Nell’emendamento al Ddl Stabilità, passato mercoledì scorso al Senato, è incluso infatti l’incarico all’Authority di far partire già dalla fine di quest’anno un meccanismo di remunerazione, detto capacity payment, per sostenere le centrali termoelettriche in perdita, riconoscendo il «ruolo indispensabile» che esse svolgono «nel garantire la continuità delle forniture e la stabilità della rete».

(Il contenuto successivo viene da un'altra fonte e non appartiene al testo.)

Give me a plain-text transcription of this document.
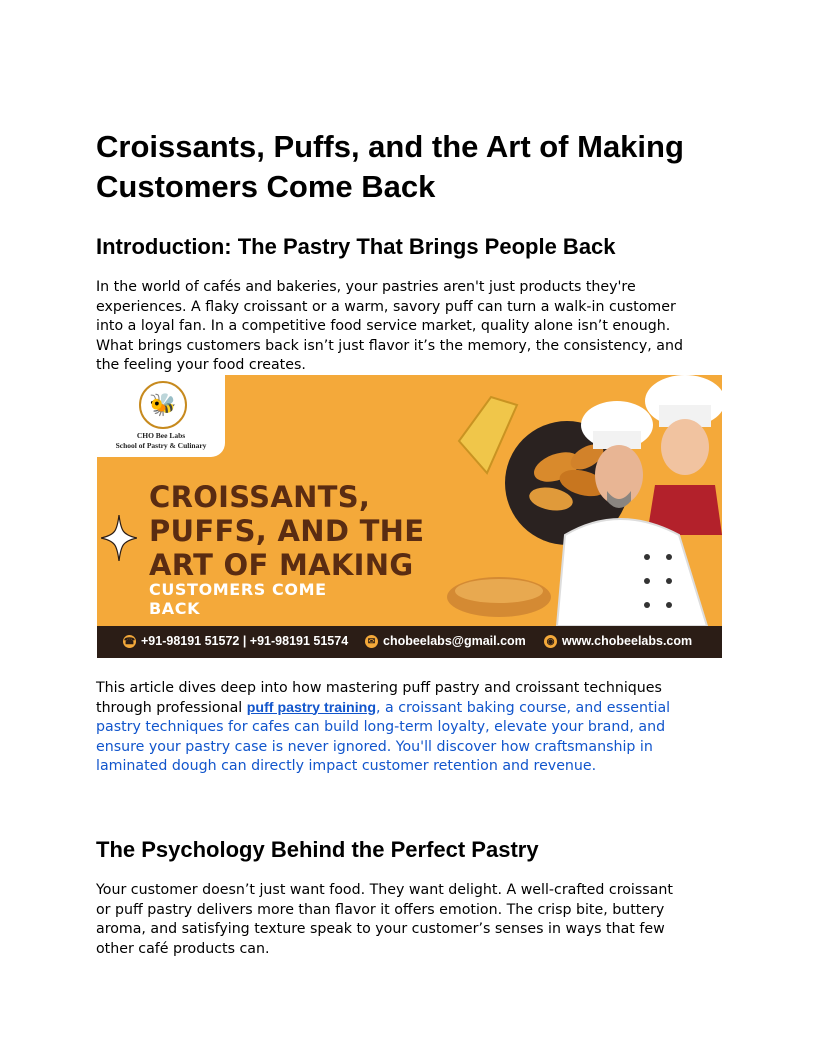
Croissants, Puffs, and the Art of Making
Customers Come Back
Introduction: The Pastry That Brings People Back

In the world of cafés and bakeries, your pastries aren't just products they're
experiences. A flaky croissant or a warm, savory puff can turn a walk-in customer
into a loyal fan. In a competitive food service market, quality alone isn’t enough.
What brings customers back isn’t just flavor it’s the memory, the consistency, and
the feeling your food creates.

🐝
CHO Bee Labs
School of Pastry & Culinary
CROISSANTS,
PUFFS, AND THE
ART OF MAKING
CUSTOMERS COME
BACK
☎ +91-98191 51572 | +91-98191 51574	✉ chobeelabs@gmail.com ◉ www.chobeelabs.com

This article dives deep into how mastering puff pastry and croissant techniques
through professional puff pastry training, a croissant baking course, and essential
pastry techniques for cafes can build long-term loyalty, elevate your brand, and
ensure your pastry case is never ignored. You'll discover how craftsmanship in
laminated dough can directly impact customer retention and revenue.

The Psychology Behind the Perfect Pastry

Your customer doesn’t just want food. They want delight. A well-crafted croissant
or puff pastry delivers more than flavor it offers emotion. The crisp bite, buttery
aroma, and satisfying texture speak to your customer’s senses in ways that few
other café products can.
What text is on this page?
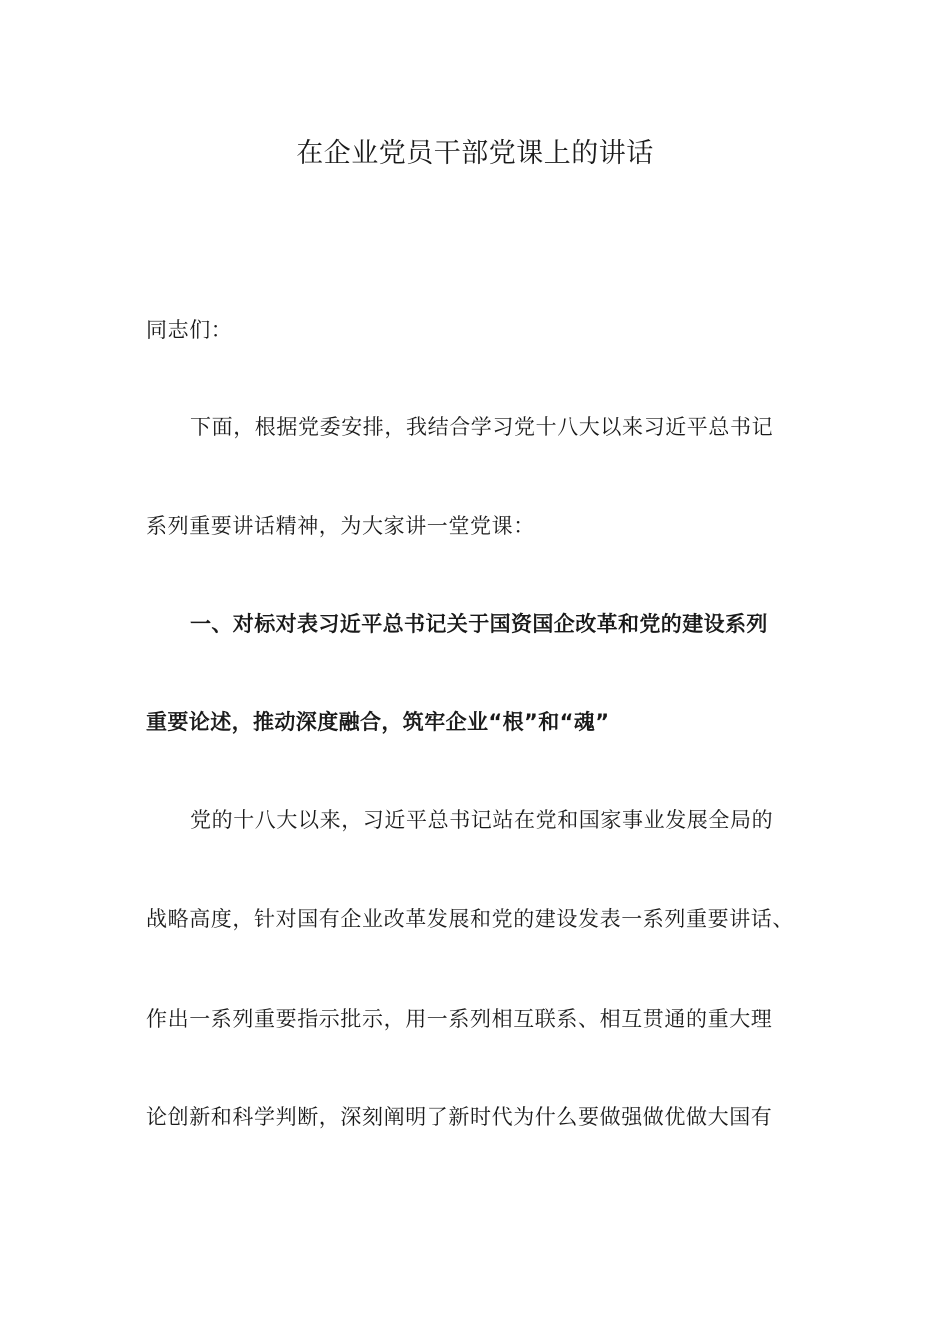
在企业党员干部党课上的讲话

同志们：

下面，根据党委安排，我结合学习党十八大以来习近平总书记

系列重要讲话精神，为大家讲一堂党课：

一、对标对表习近平总书记关于国资国企改革和党的建设系列

重要论述，推动深度融合，筑牢企业“根”和“魂”

党的十八大以来，习近平总书记站在党和国家事业发展全局的

战略高度，针对国有企业改革发展和党的建设发表一系列重要讲话、

作出一系列重要指示批示，用一系列相互联系、相互贯通的重大理

论创新和科学判断，深刻阐明了新时代为什么要做强做优做大国有
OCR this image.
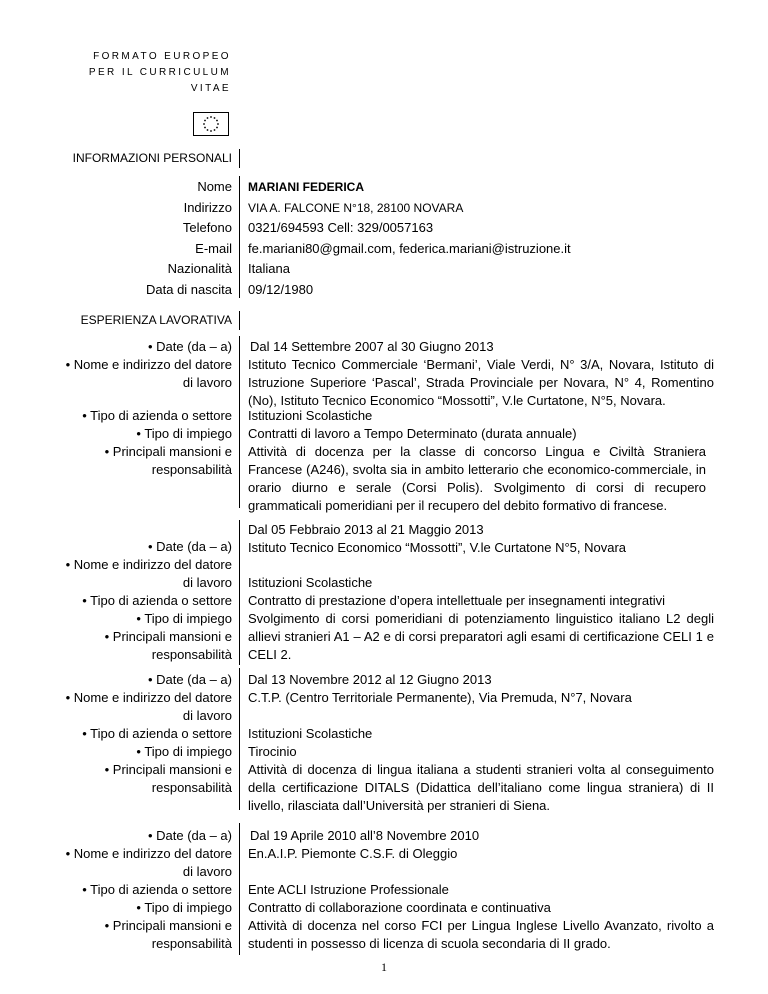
FORMATO EUROPEO
PER IL CURRICULUM
VITAE
INFORMAZIONI PERSONALI
Nome
Indirizzo
Telefono
E-mail
Nazionalità
Data di nascita
MARIANI FEDERICA
VIA A. FALCONE N°18, 28100 NOVARA
0321/694593 Cell: 329/0057163
fe.mariani80@gmail.com, federica.mariani@istruzione.it
Italiana
09/12/1980
ESPERIENZA LAVORATIVA
• Date (da – a)
• Nome e indirizzo del datore
di lavoro
• Tipo di azienda o settore
• Tipo di impiego
• Principali mansioni e
responsabilità
Dal 14 Settembre 2007 al 30 Giugno 2013
Istituto Tecnico Commerciale ‘Bermani’, Viale Verdi, N° 3/A, Novara, Istituto di Istruzione Superiore ‘Pascal’, Strada Provinciale per Novara, N° 4, Romentino (No), Istituto Tecnico Economico “Mossotti”, V.le Curtatone, N°5, Novara.
Istituzioni Scolastiche
Contratti di lavoro a Tempo Determinato (durata annuale)
Attività di docenza per la classe di concorso Lingua e Civiltà Straniera Francese (A246), svolta sia in ambito letterario che economico-commerciale, in orario diurno e serale (Corsi Polis). Svolgimento di corsi di recupero grammaticali pomeridiani per il recupero del debito formativo di francese.
• Date (da – a)
• Nome e indirizzo del datore
di lavoro
• Tipo di azienda o settore
• Tipo di impiego
• Principali mansioni e
responsabilità
Dal 05 Febbraio 2013 al 21 Maggio 2013
Istituto Tecnico Economico “Mossotti”, V.le Curtatone N°5, Novara
Istituzioni Scolastiche
Contratto di prestazione d’opera intellettuale per insegnamenti integrativi
Svolgimento di corsi pomeridiani di potenziamento linguistico italiano L2 degli allievi stranieri A1 – A2 e di corsi preparatori agli esami di certificazione CELI 1 e CELI 2.
• Date (da – a)
• Nome e indirizzo del datore
di lavoro
• Tipo di azienda o settore
• Tipo di impiego
• Principali mansioni e
responsabilità
Dal 13 Novembre 2012 al 12 Giugno 2013
C.T.P. (Centro Territoriale Permanente), Via Premuda, N°7, Novara
Istituzioni Scolastiche
Tirocinio
Attività di docenza di lingua italiana a studenti stranieri volta al conseguimento della certificazione DITALS (Didattica dell’italiano come lingua straniera) di II livello, rilasciata dall’Università per stranieri di Siena.
• Date (da – a)
• Nome e indirizzo del datore
di lavoro
• Tipo di azienda o settore
• Tipo di impiego
• Principali mansioni e
responsabilità
Dal 19 Aprile 2010 all’8 Novembre 2010
En.A.I.P. Piemonte C.S.F. di Oleggio
Ente ACLI Istruzione Professionale
Contratto di collaborazione coordinata e continuativa
Attività di docenza nel corso FCI per Lingua Inglese Livello Avanzato, rivolto a studenti in possesso di licenza di scuola secondaria di II grado.
1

In pratica si tratta di tenere in vita, con i soldi pubblici, gli impianti a gas che non riescono a reggersi da soli, schiacciati dal recente boom dell’energia verde. L’irruzione sul mercato delle fonti pulite – incentivate perché aiutano a ridurre le emissioni e a tagliare le importazioni di fonti fossili dall’estero – negli ultimi anni è diventata un grave problema per le centrali alimentate a gas, che hanno costi di produzione mollo più alti. Fino al tramonto, infatti, i pannelli fotovoltaici producono energia a costo marginale zero e con priorità di dispacciamento, tenendo bassi i prezzi in Borsa. In alcuni momenti della giornata le fonti rinnovabili arrivano a coprire anche il 50% del fabbisogno, per poi crollare sotto il 10% nelle ore serali e notturne.
Stabilità necessaria?
Capita così che gli impianti a ciclo combinato a gas durante il giorno spesso non riescano a vendere energia, ma siano lo stesso necessari alla stabilità del sistema, per rispondere alla domanda elettrica quando cade il vento e cala il sole.